Cancer colo-rectal

les cancers colorectaux représentent, par leur fréquence, la deuxième pathologie cancéreuse chez la femme (après le cancer du sein) et la troisième chez l’homme (après les cancers du poumon et de la prostate).


Du fait de leurs similitudes, les cancers du côlon et du rectum sont souvent regroupés sous le terme de cancer colorectal. Environ 40 % des cancers touchent le rectum et 60 % le côlon. Dans ce dernier cas, les tumeurs sont principalement localisées (70 %) au niveau du sigmoïde (la dernière partie du côlon).
Les tumeurs qui se développent à partir de la muqueuse du côlon et siégeant à plus de 15 cm au-dessus de la marge anale sont appelées cancers du côlon ou coliques.Celles qui sont situées en dessous de cette limite correspondent à des cancers du rectum ou rectaux.


La forme la plus commune de ces cancers est appelée adénocarcinome dont 80 % sont dits lieberkühnien (de part leur ressemblance avec les glandes de Lieberkühn de la muqueuse colique), 10 % sont qualifiés de mucineux* et les 10 % restants rassemblent des formes plus rares.


Comme la plupart des cancers, le cancer colorectal peut migrer dans d’autres territoires de l’organisme. Les métastases les plus fréquentes du cancer du côlon se localisent au niveau du foie et des poumons.


Le mode de vie modifie le risque de cancer colorectal. L'effet protecteur de l'activité physique est établi, de même que l'effet néfaste du surpoids, d'une alimentation riche en graisses animales et de l’alcool.


Le dépistage s’effectue à l’aide du test Hemoccult II® qui consiste à rechercher un saignement microscopique (non visible à l’oeil nu) dans les selles. En effet, très souvent les gros polypes et les cancers de l’intestin saignent de façon très discrète et non visible.
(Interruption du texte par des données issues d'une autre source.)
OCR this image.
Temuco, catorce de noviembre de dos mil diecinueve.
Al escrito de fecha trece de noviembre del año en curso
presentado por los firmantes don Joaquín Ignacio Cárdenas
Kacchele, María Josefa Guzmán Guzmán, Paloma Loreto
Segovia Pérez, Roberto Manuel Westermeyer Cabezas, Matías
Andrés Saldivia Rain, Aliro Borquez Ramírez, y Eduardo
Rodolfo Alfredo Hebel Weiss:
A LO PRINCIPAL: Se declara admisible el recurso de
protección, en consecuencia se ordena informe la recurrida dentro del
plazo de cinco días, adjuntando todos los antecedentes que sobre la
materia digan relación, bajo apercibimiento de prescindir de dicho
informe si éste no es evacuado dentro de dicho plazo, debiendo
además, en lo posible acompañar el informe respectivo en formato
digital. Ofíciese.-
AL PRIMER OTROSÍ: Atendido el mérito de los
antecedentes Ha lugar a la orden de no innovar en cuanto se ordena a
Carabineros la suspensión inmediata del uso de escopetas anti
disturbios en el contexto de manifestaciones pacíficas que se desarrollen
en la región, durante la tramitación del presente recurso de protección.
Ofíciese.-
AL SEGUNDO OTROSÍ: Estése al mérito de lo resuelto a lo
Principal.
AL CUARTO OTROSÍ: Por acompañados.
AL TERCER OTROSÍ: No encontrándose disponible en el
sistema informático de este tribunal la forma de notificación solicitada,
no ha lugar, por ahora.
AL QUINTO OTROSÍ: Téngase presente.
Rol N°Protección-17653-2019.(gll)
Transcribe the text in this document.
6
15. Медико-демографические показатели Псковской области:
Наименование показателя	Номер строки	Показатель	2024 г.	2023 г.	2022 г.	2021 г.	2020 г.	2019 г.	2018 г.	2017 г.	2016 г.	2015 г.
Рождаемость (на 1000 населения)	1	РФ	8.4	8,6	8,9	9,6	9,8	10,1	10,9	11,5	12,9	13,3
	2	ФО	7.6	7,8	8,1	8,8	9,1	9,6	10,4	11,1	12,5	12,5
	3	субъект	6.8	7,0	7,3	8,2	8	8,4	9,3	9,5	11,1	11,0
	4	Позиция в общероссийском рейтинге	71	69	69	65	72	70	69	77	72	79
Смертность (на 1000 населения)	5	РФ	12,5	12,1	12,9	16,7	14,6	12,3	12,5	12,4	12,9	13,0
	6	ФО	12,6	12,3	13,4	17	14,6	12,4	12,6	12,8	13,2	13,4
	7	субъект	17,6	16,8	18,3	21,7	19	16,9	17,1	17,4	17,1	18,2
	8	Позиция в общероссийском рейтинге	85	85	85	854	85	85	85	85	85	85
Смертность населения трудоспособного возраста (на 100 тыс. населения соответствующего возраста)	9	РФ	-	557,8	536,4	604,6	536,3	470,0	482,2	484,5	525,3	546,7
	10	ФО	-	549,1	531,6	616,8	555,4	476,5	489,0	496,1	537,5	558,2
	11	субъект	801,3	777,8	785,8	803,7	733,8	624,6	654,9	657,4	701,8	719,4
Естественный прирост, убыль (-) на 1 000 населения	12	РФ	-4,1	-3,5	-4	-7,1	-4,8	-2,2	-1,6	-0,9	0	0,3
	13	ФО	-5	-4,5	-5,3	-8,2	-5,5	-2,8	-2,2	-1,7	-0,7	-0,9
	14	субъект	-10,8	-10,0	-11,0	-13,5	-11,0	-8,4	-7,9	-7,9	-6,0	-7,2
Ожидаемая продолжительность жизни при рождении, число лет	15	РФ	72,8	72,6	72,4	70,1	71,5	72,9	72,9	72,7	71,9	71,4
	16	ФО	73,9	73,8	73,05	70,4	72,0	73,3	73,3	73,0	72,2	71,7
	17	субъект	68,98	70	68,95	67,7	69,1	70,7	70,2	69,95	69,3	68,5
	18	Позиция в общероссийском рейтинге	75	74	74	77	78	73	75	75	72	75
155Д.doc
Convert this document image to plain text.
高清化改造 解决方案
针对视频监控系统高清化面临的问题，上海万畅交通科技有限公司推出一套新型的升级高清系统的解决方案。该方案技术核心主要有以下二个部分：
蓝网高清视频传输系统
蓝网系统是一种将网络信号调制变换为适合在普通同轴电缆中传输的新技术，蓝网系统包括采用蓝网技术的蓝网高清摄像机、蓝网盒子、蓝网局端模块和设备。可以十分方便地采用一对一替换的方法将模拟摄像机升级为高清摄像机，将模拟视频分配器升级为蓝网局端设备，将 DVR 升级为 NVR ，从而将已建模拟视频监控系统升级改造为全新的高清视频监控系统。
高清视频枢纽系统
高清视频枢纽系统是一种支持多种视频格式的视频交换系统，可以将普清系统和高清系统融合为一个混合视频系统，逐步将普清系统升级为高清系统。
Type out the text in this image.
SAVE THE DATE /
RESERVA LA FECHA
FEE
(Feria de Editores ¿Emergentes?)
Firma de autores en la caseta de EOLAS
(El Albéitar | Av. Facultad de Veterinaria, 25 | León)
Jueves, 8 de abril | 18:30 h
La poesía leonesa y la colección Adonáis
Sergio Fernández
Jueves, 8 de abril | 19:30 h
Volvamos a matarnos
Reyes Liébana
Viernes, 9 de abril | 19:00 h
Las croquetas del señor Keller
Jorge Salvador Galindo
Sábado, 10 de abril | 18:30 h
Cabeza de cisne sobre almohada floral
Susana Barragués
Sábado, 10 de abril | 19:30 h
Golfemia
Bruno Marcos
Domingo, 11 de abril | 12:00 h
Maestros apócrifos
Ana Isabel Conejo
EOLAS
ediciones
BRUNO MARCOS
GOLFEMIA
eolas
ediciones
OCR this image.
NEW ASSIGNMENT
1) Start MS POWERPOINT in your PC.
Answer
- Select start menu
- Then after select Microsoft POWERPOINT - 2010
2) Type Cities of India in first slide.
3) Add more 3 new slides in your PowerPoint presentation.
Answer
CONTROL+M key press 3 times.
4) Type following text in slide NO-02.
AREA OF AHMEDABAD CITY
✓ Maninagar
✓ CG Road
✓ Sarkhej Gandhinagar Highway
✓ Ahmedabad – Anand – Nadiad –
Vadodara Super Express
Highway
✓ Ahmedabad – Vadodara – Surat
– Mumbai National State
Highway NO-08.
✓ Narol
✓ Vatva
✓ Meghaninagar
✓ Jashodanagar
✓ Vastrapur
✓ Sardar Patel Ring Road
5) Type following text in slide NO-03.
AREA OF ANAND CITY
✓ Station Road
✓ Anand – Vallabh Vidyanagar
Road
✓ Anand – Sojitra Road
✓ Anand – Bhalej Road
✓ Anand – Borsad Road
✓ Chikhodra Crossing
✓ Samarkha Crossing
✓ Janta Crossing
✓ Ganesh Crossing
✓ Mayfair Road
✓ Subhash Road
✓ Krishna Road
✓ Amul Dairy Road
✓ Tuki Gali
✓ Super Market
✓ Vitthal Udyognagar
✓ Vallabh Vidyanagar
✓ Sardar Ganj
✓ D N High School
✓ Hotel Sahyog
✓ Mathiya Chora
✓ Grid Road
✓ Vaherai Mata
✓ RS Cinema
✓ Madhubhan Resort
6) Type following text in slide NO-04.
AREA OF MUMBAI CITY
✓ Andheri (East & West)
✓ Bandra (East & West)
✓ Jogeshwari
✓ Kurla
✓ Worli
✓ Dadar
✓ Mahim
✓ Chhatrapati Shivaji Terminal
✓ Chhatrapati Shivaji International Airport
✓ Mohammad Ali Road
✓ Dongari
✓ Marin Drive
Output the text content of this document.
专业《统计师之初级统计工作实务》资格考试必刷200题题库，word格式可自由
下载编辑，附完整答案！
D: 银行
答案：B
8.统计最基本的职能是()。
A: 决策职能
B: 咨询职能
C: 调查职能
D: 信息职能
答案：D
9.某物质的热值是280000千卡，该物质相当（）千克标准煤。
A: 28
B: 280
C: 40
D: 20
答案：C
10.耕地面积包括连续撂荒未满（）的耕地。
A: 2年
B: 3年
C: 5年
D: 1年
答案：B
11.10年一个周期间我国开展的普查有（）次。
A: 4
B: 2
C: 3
Ses symptômes sont tardifs (troubles du transit: constipation /diarrhée,sang dans les selles souvent mis sous le compte des hémorroïdes, un amaigrissement inexpliqué ) et traduisent souvent une maladie déjà évoluée.

Le traitement:
 ♣La chirurgie constitue le traitement curatif de base du cancer colorectal.
 ♣La chimiothérapie : permet de diminuer la taille de la tumeur avant la chirurgie, et éliminer l'éventualité de petites métastases.
   Les médicaments les plus fréquemment utilisés sont :
       - Le 5-fluoro-uracile (5-FU), médicament de référence en cancérologie intestinale, perturbe le métabolisme des cellules cancéreuses. Sous forme orale (Xéloda®), il permet une prise en charge ambulatoire. Le tégafur (UFT®),association de 5-FU et de l’uracile, est une autre forme de 5-FU oral.
       - L'oxaliplatine (Eloxatine®) est aussi un traitement majeur dans la prise en charge du cancer du côlon. Au stade métastatique, il est souvent utilisé en association avec le 5-FU.
       - L’irinotécan (Campto®) inhibe une enzyme impliquée dans la formation d’ADN, très active dans les cellules cancéreuses. Associé au 5-FU, il permet d'augmenter l’efficacité du traitement.
La chimiothérapie du cancer du côlon est généralement réalisée en cures réparties sur six mois.
Les derniers traitements :les anticorps monoclonaux*
* De nouvelles voies thérapeutiques comme les anticorps monoclonaux sont très prometteuses. Certains anticorps comme le cétuximab (Erbitux®) ou le panitumumab (Vectibix®) bloquent les récepteurs d’un facteur de croissance appelé EGF (Epidermal Growth Factor) présents à la surface des cellules cancéreuses.
 *D'autres comme le bévacizumab (Avastin®), inhibiteur du facteur de croissance vasculaire endothélial (VEGF), agissent en diminuant la vascularisation des tumeurs. En empêchant l'apparition de nouveaux vaisseaux, l'apport sanguin vers la tumeur est diminué, ce qui limite son développement.
Ces traitements sont utilisés le plus souvent en combinaison avec la chimiothérapie dont ils augmentent l’efficacité sans augmenter la toxicité.


 ♣La radiothérapie: Il est possible d’irradier la tumeur pour tuer les cellules cancéreuses, avant ou après une intervention chirurgicale. La radiothérapie est le plus souvent utilisée pour les cancers du rectum où elle permet de réduire le volume de la tumeur avant son ablation chirurgicale. Cela contribue à diminuer le risque de récidive locale. Ce traitement est réalisé en séance courtes de quelques minutes, cinq jours par semaine pendant cinq semaines en moyenne, mais comporte ensuite une intervention chirurgicale six semaines après.